Volume 36
Issue 3

Im looking forward to the end of October. Not just because my daughters are going to dress up as Moana and as Rey from Star Wars and go door to door trick-or-treating, but because every year, in the week leading up to Halloween, BCI celebrates something that has a chance to bring more eyes to all the great things bats do for us, and that is something called Bat Week.

Bat Week uses the opportunity of the Halloween season to educate people about our winged friends the bats. This year, with support from great partners like the U.S. Department of Agriculture and the Forest Service, the focus will be on bats and agriculture.
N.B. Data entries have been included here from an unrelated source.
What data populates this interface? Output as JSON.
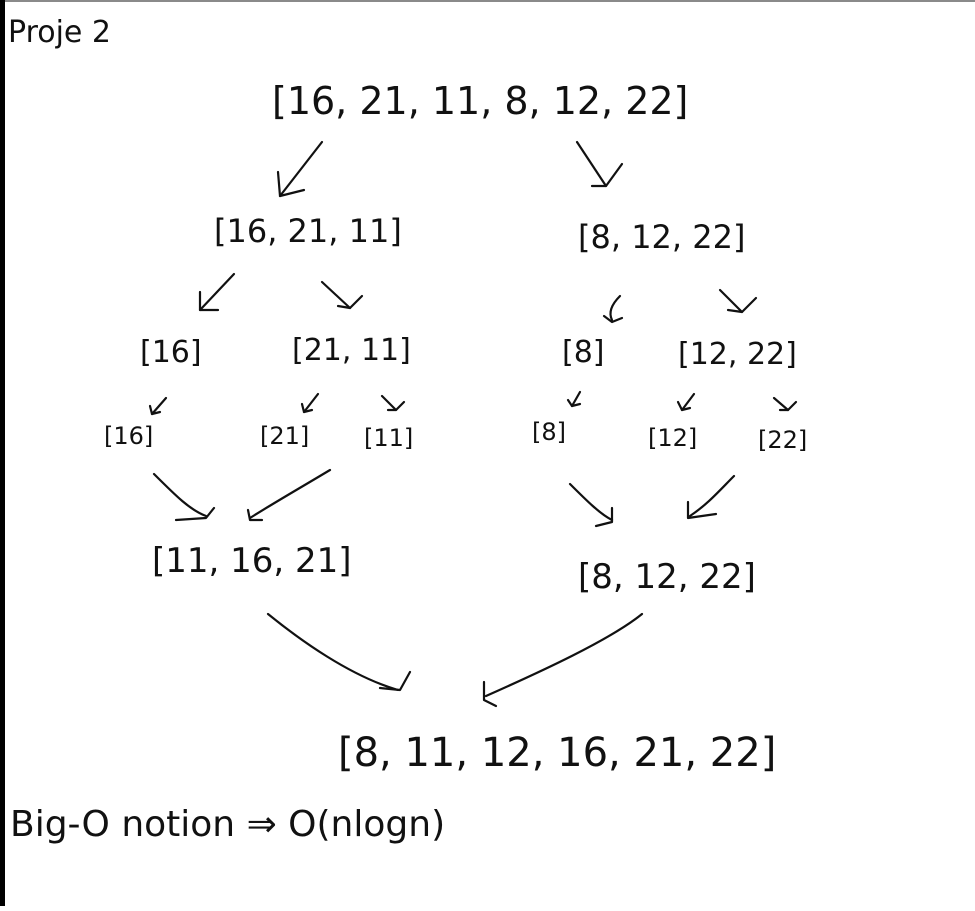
{
  "title": "Proje 2",
  "levels": {
    "root": "[16, 21, 11, 8, 12, 22]",
    "split_left": "[16, 21, 11]",
    "split_right": "[8, 12, 22]",
    "left_a": "[16]",
    "left_b": "[21, 11]",
    "right_a": "[8]",
    "right_b": "[12, 22]",
    "leaf_1": "[16]",
    "leaf_2": "[21]",
    "leaf_3": "[11]",
    "leaf_4": "[8]",
    "leaf_5": "[12]",
    "leaf_6": "[22]",
    "merge_left": "[11, 16, 21]",
    "merge_right": "[8, 12, 22]",
    "final": "[8, 11, 12, 16, 21, 22]"
  },
  "note": "Big-O notion ⇒ O(nlogn)",
  "ink_color": "#111111"
}
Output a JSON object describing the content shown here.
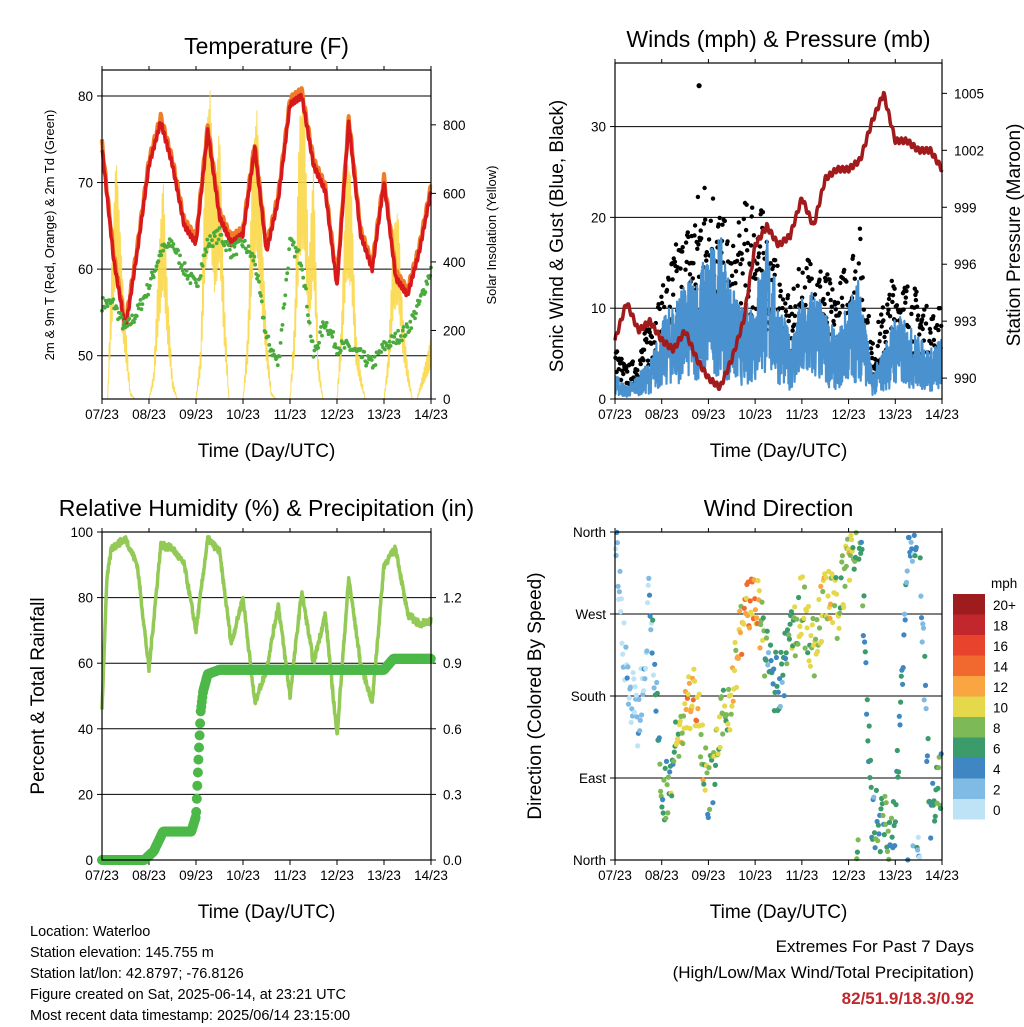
{
  "x_ticks": [
    "07/23",
    "08/23",
    "09/23",
    "10/23",
    "11/23",
    "12/23",
    "13/23",
    "14/23"
  ],
  "colors": {
    "temp2m": "#d7191c",
    "temp9m": "#f07b29",
    "dewpoint": "#4aab3c",
    "solar": "#fbd748",
    "wind": "#4a92cf",
    "gust": "#000000",
    "pressure": "#a11a1c",
    "rh": "#93c955",
    "precip": "#4cb848"
  },
  "chart_data": [
    {
      "type": "line",
      "title": "Temperature (F)",
      "xlabel": "Time (Day/UTC)",
      "ylabel": "2m & 9m T (Red, Orange) & 2m Td (Green)",
      "ylabel_right": "Solar Insolation (Yellow)",
      "ylim": [
        45,
        83
      ],
      "y_ticks": [
        50,
        60,
        70,
        80
      ],
      "ylim_right": [
        0,
        960
      ],
      "y_ticks_right": [
        0,
        200,
        400,
        600,
        800
      ],
      "x": [
        7.0,
        7.25,
        7.5,
        7.75,
        8.0,
        8.25,
        8.5,
        8.75,
        9.0,
        9.25,
        9.5,
        9.75,
        10.0,
        10.25,
        10.5,
        10.75,
        11.0,
        11.25,
        11.5,
        11.75,
        12.0,
        12.25,
        12.5,
        12.75,
        13.0,
        13.25,
        13.5,
        13.75,
        14.0
      ],
      "series": [
        {
          "name": "2m T",
          "values": [
            74,
            61,
            53,
            62,
            72,
            77,
            72,
            65,
            63,
            76,
            66,
            63,
            64,
            74,
            62,
            68,
            79,
            80,
            72,
            69,
            58,
            77,
            64,
            60,
            70,
            59,
            57,
            62,
            69
          ]
        },
        {
          "name": "2m Td",
          "values": [
            56,
            56,
            53,
            55,
            58,
            62,
            63,
            60,
            58,
            63,
            64,
            62,
            63,
            61,
            52,
            49,
            63,
            61,
            50,
            54,
            51,
            51,
            50,
            49,
            51,
            52,
            53,
            56,
            60
          ]
        },
        {
          "name": "Solar Insolation",
          "x": [
            7.0,
            7.12,
            7.2,
            7.3,
            7.45,
            7.6,
            7.7,
            8.0,
            8.1,
            8.2,
            8.3,
            8.4,
            8.5,
            8.6,
            8.7,
            9.0,
            9.1,
            9.2,
            9.3,
            9.4,
            9.5,
            9.6,
            9.7,
            10.0,
            10.1,
            10.2,
            10.3,
            10.4,
            10.5,
            10.6,
            10.7,
            11.0,
            11.1,
            11.2,
            11.3,
            11.4,
            11.5,
            11.6,
            11.7,
            12.0,
            12.1,
            12.2,
            12.3,
            12.4,
            12.5,
            12.6,
            12.7,
            13.0,
            13.1,
            13.2,
            13.3,
            13.4,
            13.5,
            13.6,
            13.7,
            14.0
          ],
          "values": [
            0,
            0,
            380,
            720,
            330,
            20,
            0,
            0,
            80,
            400,
            650,
            300,
            60,
            0,
            0,
            0,
            150,
            750,
            900,
            600,
            800,
            300,
            0,
            0,
            200,
            700,
            850,
            500,
            200,
            20,
            0,
            0,
            250,
            820,
            880,
            400,
            700,
            120,
            0,
            0,
            250,
            700,
            650,
            200,
            80,
            0,
            0,
            0,
            150,
            500,
            550,
            250,
            100,
            0,
            0,
            180
          ]
        }
      ]
    },
    {
      "type": "scatter",
      "title": "Winds (mph) & Pressure (mb)",
      "xlabel": "Time (Day/UTC)",
      "ylabel": "Sonic Wind & Gust (Blue, Black)",
      "ylabel_right": "Station Pressure (Maroon)",
      "ylim": [
        0,
        37
      ],
      "y_ticks": [
        0,
        10,
        20,
        30
      ],
      "ylim_right": [
        988.9,
        1006.6
      ],
      "y_ticks_right": [
        990,
        993,
        996,
        999,
        1002,
        1005
      ],
      "x": [
        7.0,
        7.25,
        7.5,
        7.75,
        8.0,
        8.25,
        8.5,
        8.75,
        9.0,
        9.25,
        9.5,
        9.75,
        10.0,
        10.25,
        10.5,
        10.75,
        11.0,
        11.25,
        11.5,
        11.75,
        12.0,
        12.25,
        12.5,
        12.75,
        13.0,
        13.25,
        13.5,
        13.75,
        14.0
      ],
      "series": [
        {
          "name": "Sonic Wind",
          "values": [
            2,
            1,
            2,
            3,
            6,
            8,
            9,
            10,
            12,
            13,
            9,
            7,
            9,
            13,
            8,
            5,
            8,
            9,
            7,
            5,
            8,
            10,
            2,
            4,
            7,
            6,
            5,
            4,
            5
          ]
        },
        {
          "name": "Gust",
          "values": [
            5,
            3,
            4,
            8,
            10,
            14,
            16,
            19,
            22,
            18,
            14,
            18,
            20,
            16,
            12,
            9,
            13,
            14,
            12,
            10,
            14,
            16,
            5,
            9,
            12,
            11,
            10,
            8,
            9
          ]
        },
        {
          "name": "Station Pressure",
          "values": [
            992,
            994,
            992.5,
            993,
            992,
            991.5,
            992.5,
            991,
            990,
            989.5,
            991,
            993,
            997,
            998,
            997,
            997.5,
            999.5,
            998,
            1000.5,
            1001,
            1001,
            1001.5,
            1003.5,
            1005,
            1002.5,
            1002.5,
            1002,
            1002,
            1001
          ]
        }
      ],
      "extra_points": [
        {
          "x": 8.8,
          "y": 34.5
        }
      ]
    },
    {
      "type": "line",
      "title": "Relative Humidity (%) & Precipitation (in)",
      "xlabel": "Time (Day/UTC)",
      "ylabel": "Percent & Total Rainfall",
      "ylim": [
        0,
        100
      ],
      "y_ticks": [
        0,
        20,
        40,
        60,
        80,
        100
      ],
      "ylim_right": [
        0,
        1.5
      ],
      "y_ticks_right": [
        "0.0",
        "0.3",
        "0.6",
        "0.9",
        "1.2"
      ],
      "x": [
        7.0,
        7.1,
        7.2,
        7.5,
        7.75,
        8.0,
        8.25,
        8.5,
        8.75,
        9.0,
        9.25,
        9.5,
        9.75,
        10.0,
        10.25,
        10.5,
        10.75,
        11.0,
        11.25,
        11.5,
        11.75,
        12.0,
        12.25,
        12.5,
        12.75,
        13.0,
        13.25,
        13.5,
        13.75,
        14.0
      ],
      "series": [
        {
          "name": "Relative Humidity",
          "values": [
            46,
            85,
            95,
            98,
            90,
            58,
            96,
            95,
            90,
            70,
            98,
            94,
            66,
            80,
            48,
            58,
            78,
            50,
            82,
            60,
            75,
            38,
            86,
            60,
            48,
            90,
            95,
            75,
            72,
            73
          ]
        },
        {
          "name": "Total Rainfall",
          "x": [
            7.0,
            7.5,
            7.9,
            8.0,
            8.1,
            8.3,
            8.5,
            8.9,
            9.0,
            9.05,
            9.1,
            9.15,
            9.25,
            9.5,
            10.0,
            11.0,
            12.0,
            12.5,
            12.9,
            13.0,
            13.2,
            13.5,
            13.9,
            14.0
          ],
          "values": [
            0,
            0,
            0,
            0.02,
            0.04,
            0.13,
            0.13,
            0.13,
            0.2,
            0.45,
            0.68,
            0.77,
            0.85,
            0.87,
            0.87,
            0.87,
            0.87,
            0.87,
            0.87,
            0.87,
            0.92,
            0.92,
            0.92,
            0.92
          ]
        }
      ]
    },
    {
      "type": "scatter",
      "title": "Wind Direction",
      "xlabel": "Time (Day/UTC)",
      "ylabel": "Direction (Colored By Speed)",
      "ylim": [
        0,
        360
      ],
      "y_tick_labels": [
        "North",
        "East",
        "South",
        "West",
        "North"
      ],
      "x": [
        7.0,
        7.25,
        7.5,
        7.75,
        8.0,
        8.25,
        8.5,
        8.75,
        9.0,
        9.25,
        9.5,
        9.75,
        10.0,
        10.25,
        10.5,
        10.75,
        11.0,
        11.25,
        11.5,
        11.75,
        12.0,
        12.25,
        12.5,
        12.75,
        13.0,
        13.25,
        13.5,
        13.75,
        14.0
      ],
      "directions": [
        355,
        200,
        150,
        300,
        60,
        110,
        160,
        185,
        70,
        140,
        185,
        270,
        290,
        220,
        185,
        240,
        280,
        230,
        290,
        275,
        335,
        355,
        50,
        40,
        30,
        345,
        355,
        40,
        90
      ],
      "speeds": [
        1,
        1,
        1,
        2,
        6,
        7,
        11,
        12,
        6,
        8,
        9,
        12,
        13,
        5,
        4,
        7,
        9,
        8,
        11,
        8,
        10,
        6,
        4,
        7,
        5,
        4,
        3,
        5,
        6
      ],
      "legend_title": "mph",
      "legend_labels": [
        "20+",
        "18",
        "16",
        "14",
        "12",
        "10",
        "8",
        "6",
        "4",
        "2",
        "0"
      ],
      "legend_colors": [
        "#9e1b1e",
        "#c1272d",
        "#e8432d",
        "#f1692e",
        "#f8a542",
        "#e5d84a",
        "#7db957",
        "#3b9b6a",
        "#3f87c2",
        "#7fbbe4",
        "#bfe3f6"
      ]
    }
  ],
  "info": {
    "location": "Location: Waterloo",
    "elevation": "Station elevation: 145.755 m",
    "latlon": "Station lat/lon: 42.8797; -76.8126",
    "created": "Figure created on Sat, 2025-06-14, at 23:21 UTC",
    "recent": "Most recent data timestamp: 2025/06/14 23:15:00"
  },
  "extremes": {
    "title": "Extremes For Past 7 Days",
    "subtitle": "(High/Low/Max Wind/Total Precipitation)",
    "values": "82/51.9/18.3/0.92"
  }
}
That makes sense because, as you will read in this issue of Bats magazine, bats provide a huge service to agricultural communities across the United States. At BCIs Bracken Cave just outside of San Antonio, the bats stream out over Texas farm fields to consume 300,000 pounds of bugs each and every night during the growing season. That adds up to real economic benefits. A 2011 study found that bats may be worth as much as $23 billion in pest control services to Americas farmers.
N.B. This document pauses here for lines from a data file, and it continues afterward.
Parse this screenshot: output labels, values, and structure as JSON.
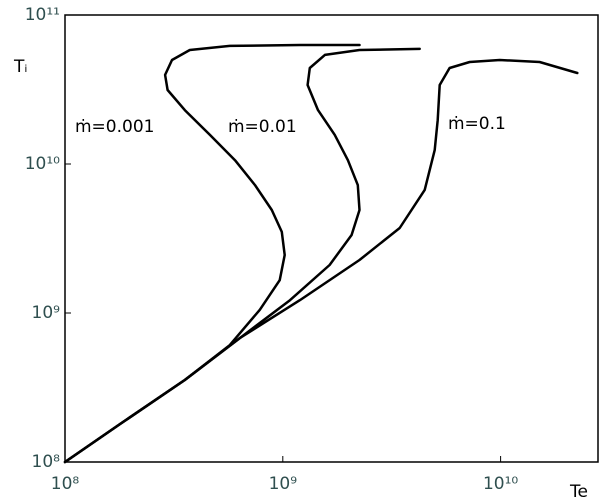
{
  "chart_data": {
    "type": "line",
    "x_label": "Te",
    "y_label": "Tᵢ",
    "xscale": "log",
    "yscale": "log",
    "xlim": [
      100000000.0,
      28000000000.0
    ],
    "ylim": [
      100000000.0,
      100000000000.0
    ],
    "xticks": [
      {
        "value": 100000000.0,
        "label": "10⁸"
      },
      {
        "value": 1000000000.0,
        "label": "10⁹"
      },
      {
        "value": 10000000000.0,
        "label": "10¹⁰"
      }
    ],
    "yticks": [
      {
        "value": 100000000.0,
        "label": "10⁸"
      },
      {
        "value": 1000000000.0,
        "label": "10⁹"
      },
      {
        "value": 10000000000.0,
        "label": "10¹⁰"
      },
      {
        "value": 100000000000.0,
        "label": "10¹¹"
      }
    ],
    "series": [
      {
        "name": "ṁ=0.001",
        "color": "#000000",
        "x": [
          100000000.0,
          179000000.0,
          355000000.0,
          571000000.0,
          784000000.0,
          968000000.0,
          1020000000.0,
          989000000.0,
          890000000.0,
          745000000.0,
          603000000.0,
          462000000.0,
          355000000.0,
          296000000.0,
          288000000.0,
          310000000.0,
          374000000.0,
          571000000.0,
          1200000000.0,
          2250000000.0
        ],
        "values": [
          100000000.0,
          180000000.0,
          355000000.0,
          609000000.0,
          1050000000.0,
          1660000000.0,
          2450000000.0,
          3500000000.0,
          4910000000.0,
          7220000000.0,
          10600000000.0,
          15700000000.0,
          23000000000.0,
          31400000000.0,
          39600000000.0,
          49900000000.0,
          58200000000.0,
          62000000000.0,
          62900000000.0,
          62900000000.0
        ]
      },
      {
        "name": "ṁ=0.01",
        "color": "#000000",
        "x": [
          100000000.0,
          179000000.0,
          355000000.0,
          635000000.0,
          1080000000.0,
          1640000000.0,
          2070000000.0,
          2250000000.0,
          2210000000.0,
          1990000000.0,
          1730000000.0,
          1450000000.0,
          1300000000.0,
          1330000000.0,
          1560000000.0,
          2250000000.0,
          4250000000.0
        ],
        "values": [
          100000000.0,
          180000000.0,
          355000000.0,
          679000000.0,
          1220000000.0,
          2100000000.0,
          3340000000.0,
          4910000000.0,
          7220000000.0,
          10600000000.0,
          15700000000.0,
          23000000000.0,
          33900000000.0,
          44100000000.0,
          54000000000.0,
          58200000000.0,
          59200000000.0
        ]
      },
      {
        "name": "ṁ=0.1",
        "color": "#000000",
        "x": [
          100000000.0,
          179000000.0,
          355000000.0,
          635000000.0,
          1200000000.0,
          2250000000.0,
          3440000000.0,
          4480000000.0,
          4980000000.0,
          5140000000.0,
          5250000000.0,
          5830000000.0,
          7210000000.0,
          9900000000.0,
          15100000000.0,
          22500000000.0
        ],
        "values": [
          100000000.0,
          180000000.0,
          355000000.0,
          679000000.0,
          1220000000.0,
          2270000000.0,
          3720000000.0,
          6700000000.0,
          12400000000.0,
          19700000000.0,
          33900000000.0,
          44100000000.0,
          48400000000.0,
          49900000000.0,
          48400000000.0,
          40800000000.0
        ]
      }
    ]
  }
}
There is another way that agriculture plays an important role in the lives of bats. For some crops, like the agave used to make tequila, the production process can limit the habitat needed for nectar-feeding bats. That is why the Tequila Interchange Project, being led by BCI Science Advisor Dr. Rodrigo Medellin and leading sustainable-tequila importer David Suro, is working to encourage sustainable production of agave and helping producers market their product as bat-friendly tequila.

We will be looking to use Bat Week to call attention to the importance of agave for bat conservation and to the many benefits bats provide to farmers. I hope you will join me in spreading the message, at your bat-themed Halloween party, over the candlelight of a jack-o-lantern, while responsibly sipping sustainable bat-friendly spirits.